There was no “Instant Pleasure” at the Rufus Wainwright show Wednesday night, in more ways than one. First of all, Rufus didn’t come onstage until 10:15. No, he sent Teddy Thompson (listed as tour “support”) onstage. Teddy Thompson is like every young, white, male folk musician I’ve heard in the past two or three years — Alexi Murdoch, Patrick Park, just go to cdbaby.com and they’re all there. Teddy’s one highlight was “I Wish It Was Over,” which sounded an awful lot like “Here Comes the Sun,” except not hopeful. For the duration of the song, I was happily convinced that he was about to be over. But he didn’t leave. Oh no. Not until he’d played for about an hour. At least he was cute, and British, if that does it for you.
The stage area was encompassed by an under-21 crowd, a sea of predominantly male fans. Most of the female fans, recognizing the futility of fighting for a closer spot, were stuck in the back. By the time the talented Mr. Wainwright finally reached the stage, I was good and depressed, so much so that his cheery red shirt lifted my spirits and seemed like an omen for fun to come. I wasn’t the only wishful one there. “Look at his beautiful haircut,” said one of my girlfriends, “Oh, he’s so beautiful.” “Who else do I have to be a groupie for?” pondered a lovestruck male friend. “Oh, you guys are so sweet,” said Rufus himself. “Really, really, college students, mmm.”
Mr. Wainwright was unable to make last year’s scheduled show because of substance abuse problems, and he has recently come out of rehab. Yet, according to a lucky friend closer to the stage, Rufus wasn’t acting so sober, and flailed around a bit. I couldn’t see most of the time, but he did forget his keyboardist’s surname, he did bum a cigarette off the crowd, and he did kick his band offstage after “Poses” (“Off, off!” he drawled) to play another really sad piano song, at which point people started leaving. He didn’t sound as slack-jawed as he does on some live recordings, but he certainly didn’t sound like he’s been playing around with any SSRI’s, either. “Smile. Be happy,” said Rufus, before playing “Want,” a definite downer.
Wainwright, backed by two guitars, bass, keyboard, drums, his sister Martha and another vocalist, opened up with the dark “Vicious World.” (Teddy Thompson was up on stage too, but fortunately he sang backup vocals and played guitar.) Things seemed to perk up with “Movies of Myself,” the third song, but Rufus wasn’t feeling the happy that night. The song sort of fell apart at the end. Rufus explained, “We’re figuring out the end — but it ends right about there.” This also happened with “April Fools,” another relatively upbeat piece. “Movies of Myself” is on his new album, “Want One,” but “April Fools” is from his self-titled debut album — leaving us to wonder when exactly “Movies of Myself” will be figured out.

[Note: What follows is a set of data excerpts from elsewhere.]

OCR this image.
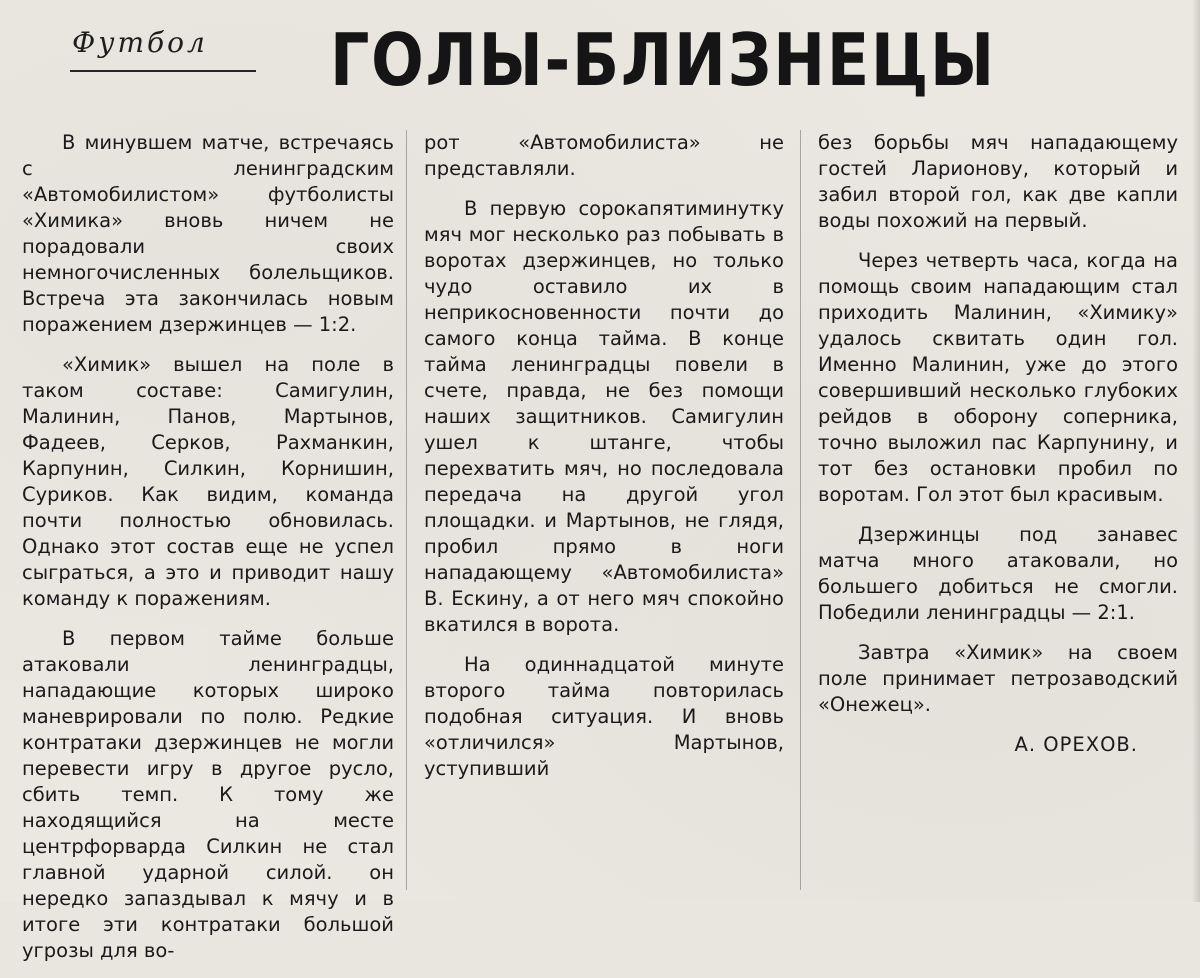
Футбол ГОЛЫ-БЛИЗНЕЦЫ

В минувшем матче, встречаясь с ленинградским «Автомобилистом» футболисты «Химика» вновь ничем не порадовали своих немногочисленных болельщиков. Встреча эта закончилась новым поражением дзержинцев — 1:2.

«Химик» вышел на поле в таком составе: Самигулин, Малинин, Панов, Мартынов, Фадеев, Серков, Рахманкин, Карпунин, Силкин, Корнишин, Суриков. Как видим, команда почти полностью обновилась. Однако этот состав еще не успел сыграться, а это и приводит нашу команду к поражениям.

В первом тайме больше атаковали ленинградцы, нападающие которых широко маневрировали по полю. Редкие контратаки дзержинцев не могли перевести игру в другое русло, сбить темп. К тому же находящийся на месте центрфорварда Силкин не стал главной ударной силой. он нередко запаздывал к мячу и в итоге эти контратаки большой угрозы для во-

рот «Автомобилиста» не представляли.

В первую сорокапятиминутку мяч мог несколько раз побывать в воротах дзержинцев, но только чудо оставило их в неприкосновенности почти до самого конца тайма. В конце тайма ленинградцы повели в счете, правда, не без помощи наших защитников. Самигулин ушел к штанге, чтобы перехватить мяч, но последовала передача на другой угол площадки. и Мартынов, не глядя, пробил прямо в ноги нападающему «Автомобилиста» В. Ескину, а от него мяч спокойно вкатился в ворота.

На одиннадцатой минуте второго тайма повторилась подобная ситуация. И вновь «отличился» Мартынов, уступивший

без борьбы мяч нападающему гостей Ларионову, который и забил второй гол, как две капли воды похожий на первый.

Через четверть часа, когда на помощь своим нападающим стал приходить Малинин, «Химику» удалось сквитать один гол. Именно Малинин, уже до этого совершивший несколько глубоких рейдов в оборону соперника, точно выложил пас Карпунину, и тот без остановки пробил по воротам. Гол этот был красивым.

Дзержинцы под занавес матча много атаковали, но большего добиться не смогли. Победили ленинградцы — 2:1.

Завтра «Химик» на своем поле принимает петрозаводский «Онежец».

А. ОРЕХОВ.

Regardless, Wainwright simply seemed to lack the energy to pull off these songs. Maybe he felt constrained by the need to promote his new album. “I figure I spent $900,000 on this record, I might as well use some of it on tour,” he said. Or maybe it was the limitations of Toad’s: “Okay, now part of this show is that at some point there’s gonna be lights — so just suspend your belief and believe that there’s an orchestra onstage and, uh, a choir.” Then again, maybe he just felt constrained: “I wanted this next song on ‘Want One,’ but due to the nature of the conservative world we live in, it’ll be on ‘Want Two,’ he announced before “Gay Messiah.” Ê
The songs that kept me standing up included “Vibrate,” which, beyond having characteristically witty lyrics (“My phone’s on vibrate for you/ –I tried to dance Britney Spears/ I guess I’m getting on in years/–“), is just a lovely song. “Go Or Go Ahead” was also great live. Wainwright announced, “This is my attempt — my successful attempt — at rockin’ out,” and he wasn’t wrong, although the sound got a little too distorted at times. “April Fool’s,” which had four guitarists, was a little more rock than “Go or Go Ahead,” even if, as mentioned earlier, it did fall apart at the end. “One Man Guy,” a song written by his father, was hauntingly beautiful when Martha sang along with Rufus. Another highlight was “Beautiful Child,” which Rufus said he wrote on mushrooms.
Despite various requests for “Foolish Love” and “Instant Pleasure,” Rufus said “I’m just not feelin’ that tonight.” It wasn’t a bad show; it just wasn’t a show I’d want to see without a chair, alcohol, and the (apparently) delicious pain of unrequited love for Rufus. Unfortunately, I had only one of the three, and not enough of it.